La notion de savoir et de rapport au savoir.

Notre ligne d’horizon se profile de plus en plus clairement: par l’intermédiaire de l’enseignement de l’idée du vrai dans le cadre des cours de mathématiques nous visons à établir une congruence entre « faire des mathématiques» et éviter toute prosternation devant l’idée du vrai. Il s’agit donc bien de réfléchir au sens que cela peut représenter de travailler l’idée du vrai comme objet de savoir (et non plus seulement en tant que savoir outil via l’exercice de rédaction de preuve).

En somme, éclaircir les enjeux liés au rapport à ces savoirs, de manière à faire émerger qu’une finalité de cette orientation didactico-pédagogique est, qu’à travers le rapport à l’idée du vrai le rapport aux mathématiques peut certainement évoluer, tant du côté de l’enseignant que de celui de l’élève, puisque « le choix d’une discipline scolaire et encore mieux le choix d’enseigner cette discipline reposent sur des mécanismes complexes qui engagent des équilibres entiers de personnalité. En effet, notre expérience commune nous a appris que lorsqu’un sujet arrive à prendre conscience de ce qui l’a motivé au cours de son trajet et à comprendre un peu mieux les mécanismes sous-jacents de son choix, cela l’amène à une modification de son rapport au savoir. Et nous avons pu constater que cette modification va dans le sens d’un assouplissement et que, en conséquence, cette fluidité retrouvé lui permet de donner plus de souplesse dans la transmission de ce savoir » 236 .

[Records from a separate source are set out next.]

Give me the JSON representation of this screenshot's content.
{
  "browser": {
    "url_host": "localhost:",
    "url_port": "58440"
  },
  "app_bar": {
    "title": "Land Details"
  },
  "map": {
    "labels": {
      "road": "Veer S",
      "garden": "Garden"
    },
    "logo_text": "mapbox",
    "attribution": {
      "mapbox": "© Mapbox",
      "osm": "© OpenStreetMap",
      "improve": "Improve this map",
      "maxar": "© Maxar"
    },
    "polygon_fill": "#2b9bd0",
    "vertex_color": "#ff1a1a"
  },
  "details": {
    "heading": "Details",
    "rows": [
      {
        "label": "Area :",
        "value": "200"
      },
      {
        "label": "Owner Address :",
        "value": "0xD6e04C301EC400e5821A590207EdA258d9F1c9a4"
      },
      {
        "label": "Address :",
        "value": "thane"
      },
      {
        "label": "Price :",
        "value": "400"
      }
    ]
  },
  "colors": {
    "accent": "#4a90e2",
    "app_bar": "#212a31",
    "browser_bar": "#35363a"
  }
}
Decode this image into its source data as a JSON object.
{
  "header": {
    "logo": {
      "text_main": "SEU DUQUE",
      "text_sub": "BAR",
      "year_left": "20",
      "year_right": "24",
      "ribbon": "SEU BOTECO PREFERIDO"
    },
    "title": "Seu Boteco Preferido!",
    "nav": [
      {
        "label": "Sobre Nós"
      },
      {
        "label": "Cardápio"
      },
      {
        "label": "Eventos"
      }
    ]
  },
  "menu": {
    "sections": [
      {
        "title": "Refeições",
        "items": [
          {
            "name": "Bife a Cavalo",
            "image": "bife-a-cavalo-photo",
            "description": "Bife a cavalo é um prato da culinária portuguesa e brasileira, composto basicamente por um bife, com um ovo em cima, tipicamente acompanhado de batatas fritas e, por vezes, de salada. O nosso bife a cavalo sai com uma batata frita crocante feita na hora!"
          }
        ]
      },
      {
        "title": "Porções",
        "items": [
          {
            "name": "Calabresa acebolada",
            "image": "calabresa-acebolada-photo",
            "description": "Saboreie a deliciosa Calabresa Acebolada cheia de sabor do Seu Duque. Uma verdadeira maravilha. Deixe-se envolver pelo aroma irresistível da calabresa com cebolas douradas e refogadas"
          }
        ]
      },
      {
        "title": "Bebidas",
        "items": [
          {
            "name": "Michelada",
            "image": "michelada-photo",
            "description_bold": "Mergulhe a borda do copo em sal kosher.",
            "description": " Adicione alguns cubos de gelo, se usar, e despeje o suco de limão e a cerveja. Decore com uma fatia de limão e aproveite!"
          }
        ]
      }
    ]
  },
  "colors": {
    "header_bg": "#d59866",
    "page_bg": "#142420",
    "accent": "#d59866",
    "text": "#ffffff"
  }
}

Ainsi donc, pour mieux cerner le sens et le rôle que nous attribuons à la notion de savoir en mathématiques (au sujet de l’idée du vrai) insistons nous à réduire son aspect particulièrement procédurier, technisciste et mécaniste encore souvent prépondérant en collège. D’autant plus, si nous sommes à l’écoute des propos de E. Bautier qui livre que, « en premier lieu, au lycée, plus qu’au collège, la construction des savoirs est indissociable de la nature des tâches scolaires, des formés dans lesquels les savoirs et les activités scolaires sont présentés et évalués ; la philosophie n’existe pas sans le débat et la dissertation [...] ni les mathématiques sans les problèmes...On ne peut ignorer que passe par ces formes le partage d’une culture au double sens des connaissances et de construction d’un mode de pensée, mais aussi que s’y construit en particulier dans le travail de commentaire, de lecture critique, d’analyse un processus de transformation de soi et de son regard sur le monde, processus que les élèves ressentent d’ailleurs comme un processus d’acculturation quand ils investissent les activités scolaires. Cette transformation, cette acculturation, ne se produisent qu’à certaines conditions que l’apprentissage de ces formes scolaires normées et de leurs productions s’accompagne d’un réel travail des savoirs disciplinaires et de leur mise en forme langagière et ne se réduise pas à une simple « mise en conformité » à des comportements ou à des rituels » 237 .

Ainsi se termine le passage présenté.